Saturday, April 17, 2010

Rolls and Registers

“What’s the difference between a roll and a register?” is a question many new clerks ask. Both are similar-looking ledger sheets containing a lot of the same names, and may even be bound together in a single volume. Wouldn’t it be simpler if they were all just combined into one record?

It wouldn’t, because rolls and registers have very different functions.

The difference can be simply described in this way: a roll is a record of names and a register is a record of events.

Information is recorded in church rolls and registers only upon action of the Session. There must be a corresponding notation in the Session minutes for every entry in a roll or register.

The Constitution requires clerks of session to keep the following four rolls:

Active Members Roll – G-10.0302a(2) – This is the most familiar, and the most frequently used. These are the church members who are entitled to vote at congregational meetings.

Inactive Members Roll G – 0.0302a(3)(a) – The best way to think of this roll is as a guide to intensive outreach on the part of Session members. These folks have already made themselves scarce; if the Session doesn’t so something to re-connect with them soon, they’ll be gone for good.

Baptized Members Roll G – 10.0302a(1) (Please note: this is different from the Register of Baptisms, described below.) – These are the children in your congregation who have previously been baptized in your church or any other, but who have not become active members by making a public profession of faith and confirming the promises their parents or guardians made at their baptism.
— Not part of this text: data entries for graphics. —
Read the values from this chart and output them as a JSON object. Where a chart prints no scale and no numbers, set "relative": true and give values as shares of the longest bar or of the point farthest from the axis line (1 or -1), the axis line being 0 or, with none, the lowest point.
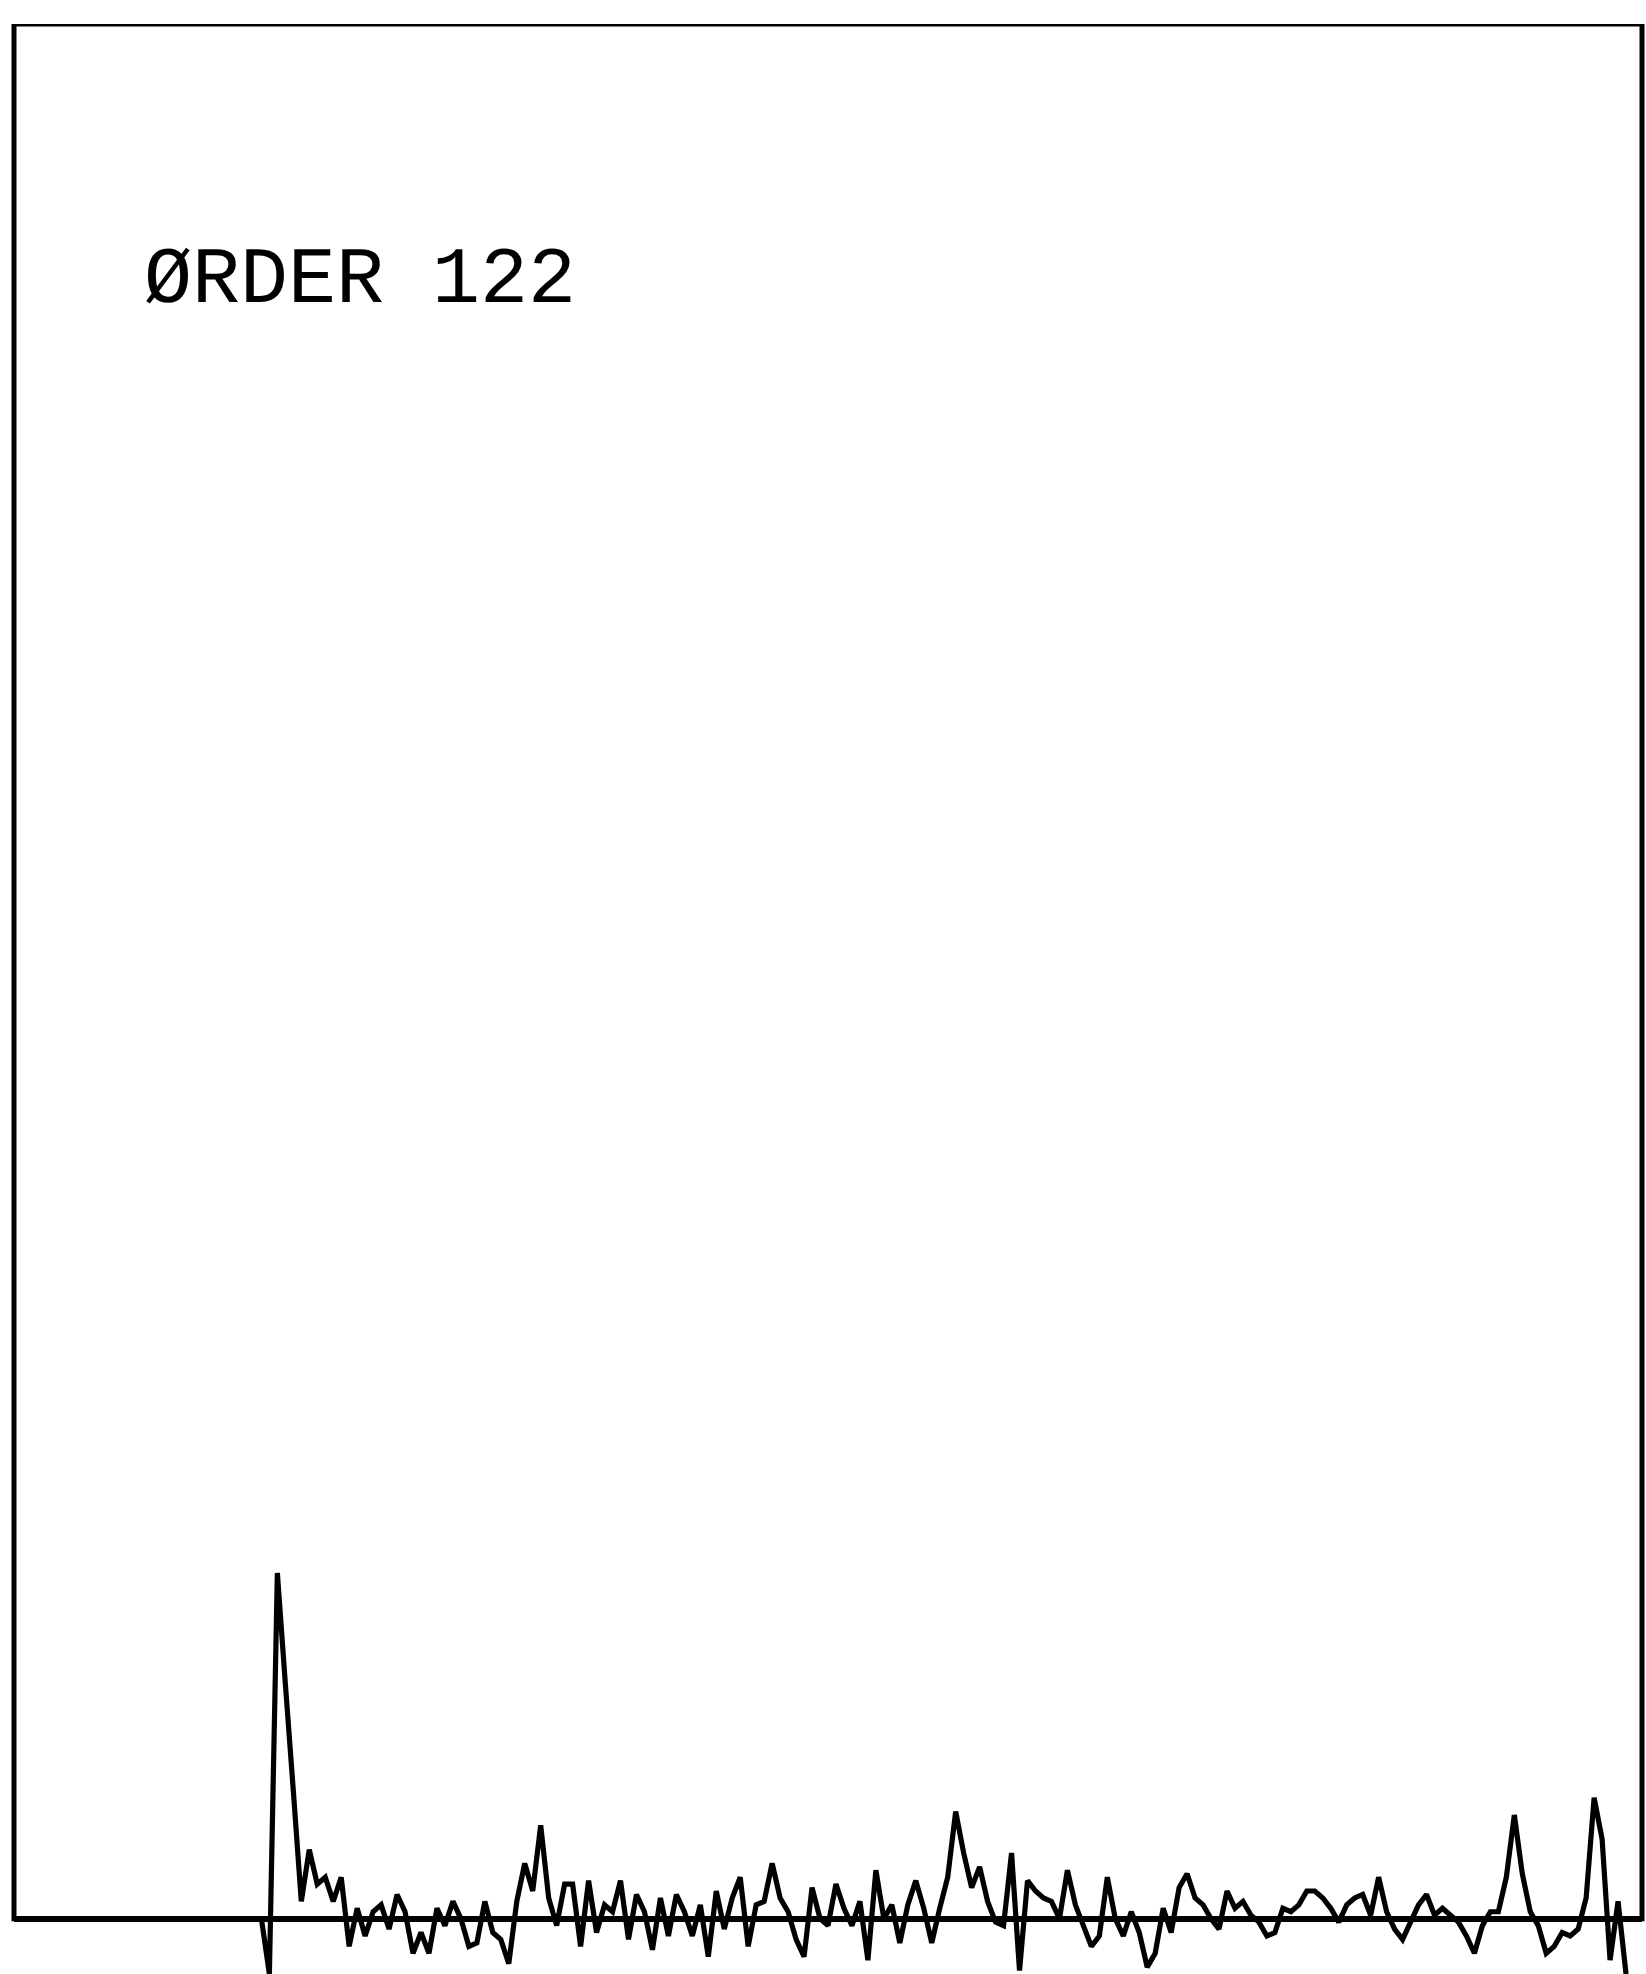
{
  "chart_data": {
    "type": "line",
    "title": "ØRDER 122",
    "relative": true,
    "categories": [
      null,
      null,
      null,
      null,
      null,
      null,
      null,
      null,
      null,
      null,
      null,
      null,
      null,
      null,
      null,
      null,
      null,
      null,
      null,
      null,
      null,
      null,
      null,
      null,
      null,
      null,
      null,
      null,
      null,
      null,
      null,
      null,
      null,
      null,
      null,
      null,
      null,
      null,
      null,
      null,
      null,
      null,
      null,
      null,
      null,
      null,
      null,
      null,
      null,
      null,
      null,
      null,
      null,
      null,
      null,
      null,
      null,
      null,
      null,
      null,
      null,
      null,
      null,
      null,
      null,
      null,
      null,
      null,
      null,
      null,
      null,
      null,
      null,
      null,
      null,
      null,
      null,
      null,
      null,
      null,
      null,
      null,
      null,
      null,
      null,
      null,
      null,
      null,
      null,
      null,
      null,
      null,
      null,
      null,
      null,
      null,
      null,
      null,
      null,
      null,
      null,
      null,
      null,
      null,
      null,
      null,
      null,
      null,
      null,
      null,
      null,
      null,
      null,
      null,
      null,
      null,
      null,
      null,
      null,
      null,
      null,
      null,
      null,
      null,
      null,
      null,
      null,
      null,
      null,
      null,
      null,
      null,
      null,
      null,
      null,
      null,
      null,
      null,
      null,
      null,
      null,
      null,
      null,
      null,
      null,
      null,
      null,
      null,
      null,
      null,
      null,
      null,
      null,
      null,
      null,
      null,
      null,
      null,
      null,
      null,
      null,
      null,
      null,
      null,
      null,
      null,
      null,
      null,
      null,
      null,
      null,
      null,
      null,
      null,
      null,
      null,
      null,
      null,
      null,
      null,
      null,
      null,
      null,
      null,
      null,
      null,
      null,
      null,
      null,
      null,
      null,
      null,
      null,
      null,
      null,
      null,
      null,
      null,
      null,
      null,
      null,
      null,
      null,
      null,
      null
    ],
    "series": [
      {
        "color": "#000000",
        "values": [
          null,
          null,
          null,
          null,
          null,
          null,
          null,
          null,
          null,
          null,
          null,
          null,
          null,
          null,
          null,
          null,
          null,
          null,
          null,
          null,
          null,
          null,
          null,
          null,
          null,
          null,
          null,
          null,
          null,
          null,
          null,
          0,
          -0.16,
          1.0,
          0.68,
          0.37,
          0.05,
          0.2,
          0.1,
          0.12,
          0.05,
          0.12,
          -0.08,
          0.03,
          -0.05,
          0.02,
          0.04,
          -0.03,
          0.07,
          0.02,
          -0.1,
          -0.04,
          -0.1,
          0.03,
          -0.02,
          0.05,
          0,
          -0.08,
          -0.07,
          0.05,
          -0.04,
          -0.06,
          -0.13,
          0.05,
          0.16,
          0.08,
          0.27,
          0.06,
          -0.02,
          0.1,
          0.1,
          -0.08,
          0.11,
          -0.04,
          0.04,
          0.02,
          0.11,
          -0.06,
          0.07,
          0.02,
          -0.09,
          0.06,
          -0.05,
          0.07,
          0.02,
          -0.05,
          0.04,
          -0.11,
          0.08,
          -0.03,
          0.06,
          0.12,
          -0.08,
          0.04,
          0.05,
          0.16,
          0.06,
          0.02,
          -0.06,
          -0.11,
          0.09,
          0,
          -0.02,
          0.1,
          0.03,
          -0.02,
          0.05,
          -0.12,
          0.14,
          0,
          0.04,
          -0.07,
          0.04,
          0.11,
          0.03,
          -0.07,
          0.03,
          0.12,
          0.31,
          0.19,
          0.09,
          0.15,
          0.05,
          -0.01,
          -0.02,
          0.19,
          -0.15,
          0.11,
          0.08,
          0.06,
          0.05,
          0,
          0.14,
          0.04,
          -0.02,
          -0.08,
          -0.05,
          0.12,
          0,
          -0.05,
          0.02,
          -0.04,
          -0.14,
          -0.1,
          0.03,
          -0.04,
          0.09,
          0.13,
          0.06,
          0.04,
          0,
          -0.03,
          0.08,
          0.03,
          0.05,
          0.01,
          -0.01,
          -0.05,
          -0.04,
          0.03,
          0.02,
          0.04,
          0.08,
          0.08,
          0.06,
          0.03,
          -0.01,
          0.04,
          0.06,
          0.07,
          0.01,
          0.12,
          0.02,
          -0.03,
          -0.06,
          -0.01,
          0.04,
          0.07,
          0.01,
          0.03,
          0.01,
          -0.01,
          -0.05,
          -0.1,
          -0.02,
          0.02,
          0.02,
          0.12,
          0.3,
          0.13,
          0.02,
          -0.02,
          -0.1,
          -0.08,
          -0.04,
          -0.05,
          -0.03,
          0.06,
          0.35,
          0.23,
          -0.12,
          0.05,
          -0.16,
          null,
          null
        ]
      }
    ]
  }
}
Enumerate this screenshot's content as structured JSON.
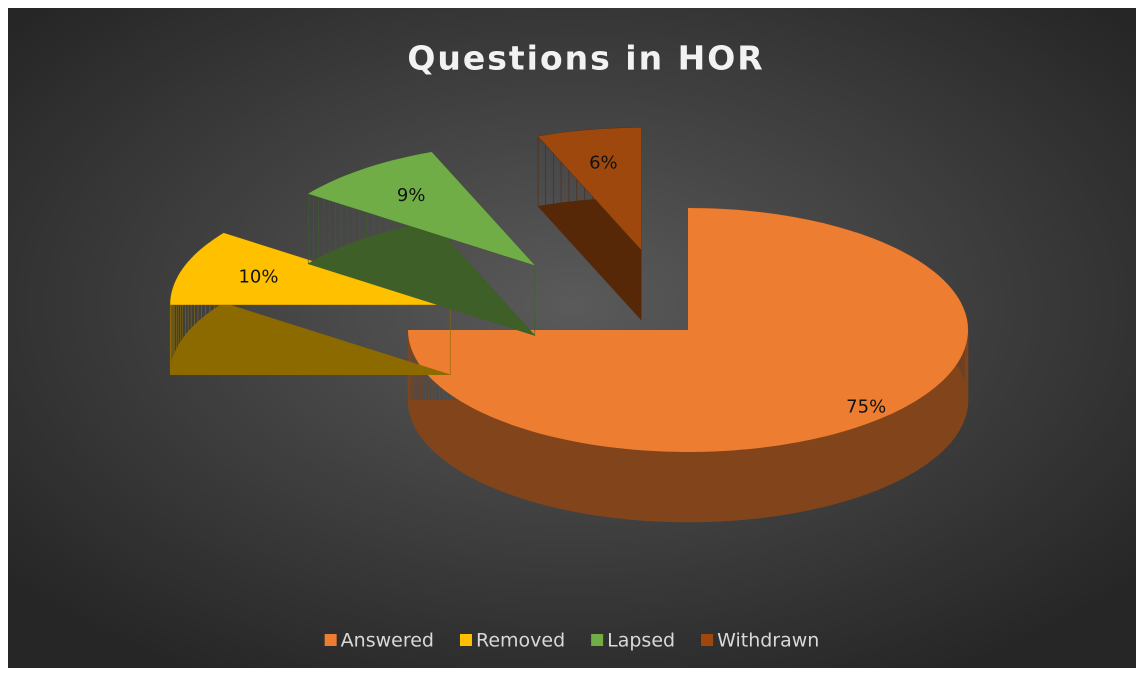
{
  "chart_data": {
    "type": "pie3d",
    "title": "Questions in HOR",
    "categories": [
      "Answered",
      "Removed",
      "Lapsed",
      "Withdrawn"
    ],
    "values": [
      75,
      10,
      9,
      6
    ],
    "value_labels": [
      "75%",
      "10%",
      "9%",
      "6%"
    ],
    "colors": [
      "#ED7D31",
      "#FFC000",
      "#70AD47",
      "#9E480E"
    ],
    "legend": "bottom"
  }
}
Names should be added to this roll at baptism, or when families with already-baptized children join the church . At confirmation, these names should be removed from the Baptized Members Roll and transferred to the Active Members Roll. In the case of children who are baptized in the church but who never do become active members in their own right, the Session should develop a policy to direct when these names should be removed from the Baptized Members Roll.

Affiliate Members Roll G-10.0302a(2)(b), G-10.0302a(4) – Your church may not have one of these rolls, because not every church has affiliate members. Affiliate member status is a flexible category that’s especially useful in the case of temporary residents who are worshiping in your church during the time they’re in the community. Examples include college students, Armed Forces members stationed nearby and “snowbirds.” Affiliate members maintain their active membership in the community where their permanent home is located.

Besides the rolls, there are five (and possibly six) registers, that record dates when certain things took place:

Register of Marriages – G-10.0302c(1) – all marriages of members and all marriages performed by pastoral staff of the church, whether on or off church property

Register of Baptisms – G-10.0302c(2) – full name, parents’ names and date of birth

Register of Elders’ Ordinations/Installations – G-10.0302c(3) – date of ordination, church where ordained, history of terms of active service, record of removal

Register of Deacons’ Ordinations/Installations – G-10.0302c(4) – date of ordination, church where ordained, history of terms of active service, record of removal

Register of Trustees’ Installations (if the congregation has a separate Board) – date of installation, history of terms of active service, record of removal

Register of Pastoral Staff (G-10.0302c(5) – ministers who have served the church, with dates of service

It's much easier to keep the rolls and registers updated on an ongoing basis, instead of doing it in a last-minute rush once a year, just before the Presbytery's review of Session minutes.